They’ve been by your side for years, and you think you know everything about what makes Fido and Fluffy tick. Well, maybe not. The minds of dogs and cats are very different from those of humans, and not every behavior means quite what we think it does. Here are some of the most commonly misinterpreted:

Dogs licking babies: Videos of this are all over YouTube, and people often think it’s adorable and amusing. But that licking can mean the dog is stressed out, according to trainer Susan Marett of Purely Positive Dog Training in Mount Pleasant, because the baby often has a grip on the dog’s fur. “All other body language points to the fact that they’re uncomfortable,” she added. The licking “is an effort on the dog’s part to get away.”

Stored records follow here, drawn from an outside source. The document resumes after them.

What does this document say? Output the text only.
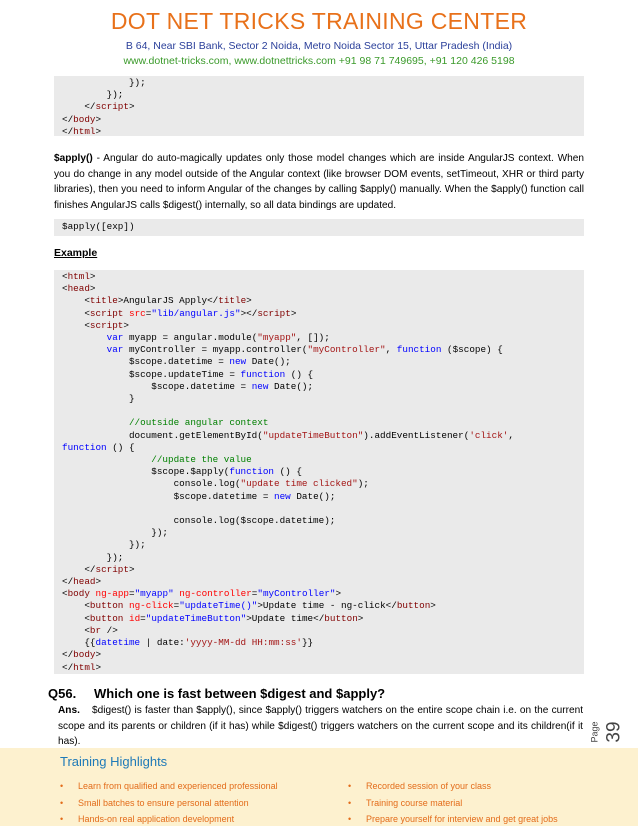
DOT NET TRICKS TRAINING CENTER
B 64, Near SBI Bank, Sector 2 Noida, Metro Noida Sector 15, Uttar Pradesh (India)
www.dotnet-tricks.com, www.dotnettricks.com +91 98 71 749695, +91 120 426 5198
});
});
</script>
</body>
</html>
$apply() - Angular do auto-magically updates only those model changes which are inside AngularJS context. When you do change in any model outside of the Angular context (like browser DOM events, setTimeout, XHR or third party libraries), then you need to inform Angular of the changes by calling $apply() manually. When the $apply() function call finishes AngularJS calls $digest() internally, so all data bindings are updated.
$apply([exp])
Example
<html>
<head>
<title>AngularJS Apply</title>
<script src="lib/angular.js"></script>
<script>
var myapp = angular.module("myapp", []);
var myController = myapp.controller("myController", function ($scope) {
$scope.datetime = new Date();
$scope.updateTime = function () {
$scope.datetime = new Date();
}

//outside angular context
document.getElementById("updateTimeButton").addEventListener('click',
function () {
//update the value
$scope.$apply(function () {
console.log("update time clicked");
$scope.datetime = new Date();

console.log($scope.datetime);
});
});
});
</script>
</head>
<body ng-app="myapp" ng-controller="myController">
<button ng-click="updateTime()">Update time - ng-click</button>
<button id="updateTimeButton">Update time</button>
<br />
{{datetime | date:'yyyy-MM-dd HH:mm:ss'}}
</body>
</html>
Q56. Which one is fast between $digest and $apply?
Ans. $digest() is faster than $apply(), since $apply() triggers watchers on the entire scope chain i.e. on the current scope and its parents or children (if it has) while $digest() triggers watchers on the current scope and its children(if it has).	Page 39
Training Highlights
• Learn from qualified and experienced professional
• Small batches to ensure personal attention
• Hands-on real application development
• Recorded session of your class
• Training course material
• Prepare yourself for interview and get great jobs
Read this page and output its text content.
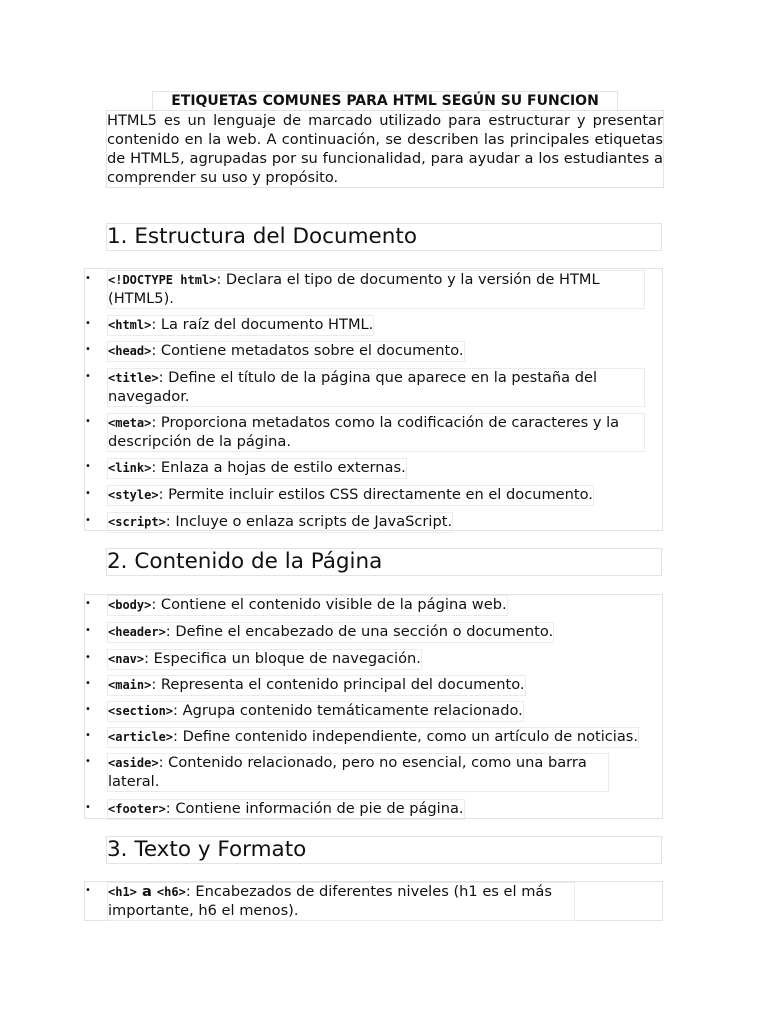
ETIQUETAS COMUNES PARA HTML SEGÚN SU FUNCION
HTML5 es un lenguaje de marcado utilizado para estructurar y presentar contenido en la web. A continuación, se describen las principales etiquetas de HTML5, agrupadas por su funcionalidad, para ayudar a los estudiantes a comprender su uso y propósito.
1. Estructura del Documento
• <!DOCTYPE html>: Declara el tipo de documento y la versión de HTML (HTML5).
• <html>: La raíz del documento HTML.
• <head>: Contiene metadatos sobre el documento.
• <title>: Define el título de la página que aparece en la pestaña del navegador.
• <meta>: Proporciona metadatos como la codificación de caracteres y la descripción de la página.
• <link>: Enlaza a hojas de estilo externas.
• <style>: Permite incluir estilos CSS directamente en el documento.
• <script>: Incluye o enlaza scripts de JavaScript.
2. Contenido de la Página
• <body>: Contiene el contenido visible de la página web.
• <header>: Define el encabezado de una sección o documento.
• <nav>: Especifica un bloque de navegación.
• <main>: Representa el contenido principal del documento.
• <section>: Agrupa contenido temáticamente relacionado.
• <article>: Define contenido independiente, como un artículo de noticias.
• <aside>: Contenido relacionado, pero no esencial, como una barra lateral.
• <footer>: Contiene información de pie de página.
3. Texto y Formato
• <h1> a <h6>: Encabezados de diferentes niveles (h1 es el más importante, h6 el menos).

Dogs sniffing other dogs’ behinds: This is a standard canine greeting, according to trainer J.R. Johnson of Charleston Dog Wizard, but often owners are weirded out by it or make their dogs do it by sitting down — when they’re wired to do it standing up. “Sniffing butts is the dog hello,” Johnson said. “We want them to sit in this perfect pose, facing the other dog, when that is actually more stressful for the dog. That’s how we shake hands, and we want our dogs to do it in the same way.”

Dilation of the eyes in cats: While cats are perhaps a bit more mercurial than their canine brethren, this is a pretty clear sign they’re agitated, according to Mary Beth Dew of Adopt Charleston Cats. “A lot of people will look at dilation of the eyes and think, ‘Oh, you want to play,’” she added. Look for flattened ears and a fluffed tail as further evidence of unrest.

Dogs appearing protective: A dog barking or growling at a visitor is often seen as a sign of the animal being protective. In truth, it can mean the dog perceives its human as weak, and feels the need to assert its own dominance, according to Jeff Schettler of GA K9 South Carolina. A true alert posture is ears up with head and tail high, the dog showing confidence — but not acting out.

Tail wagging in cats and dogs: A wagging tail is a good thing, right? Well, not always. Especially not in a cat, where a wagging tail can mean a sign of agitation. A happy cat is often one with its tail curled up over its back, Dew said. In a dog, a raised, wagging tail is typically a good sign — but not if the tail is held low, flicked back and forth, and combined with other traits like pinned-pack ears or a rigid posture.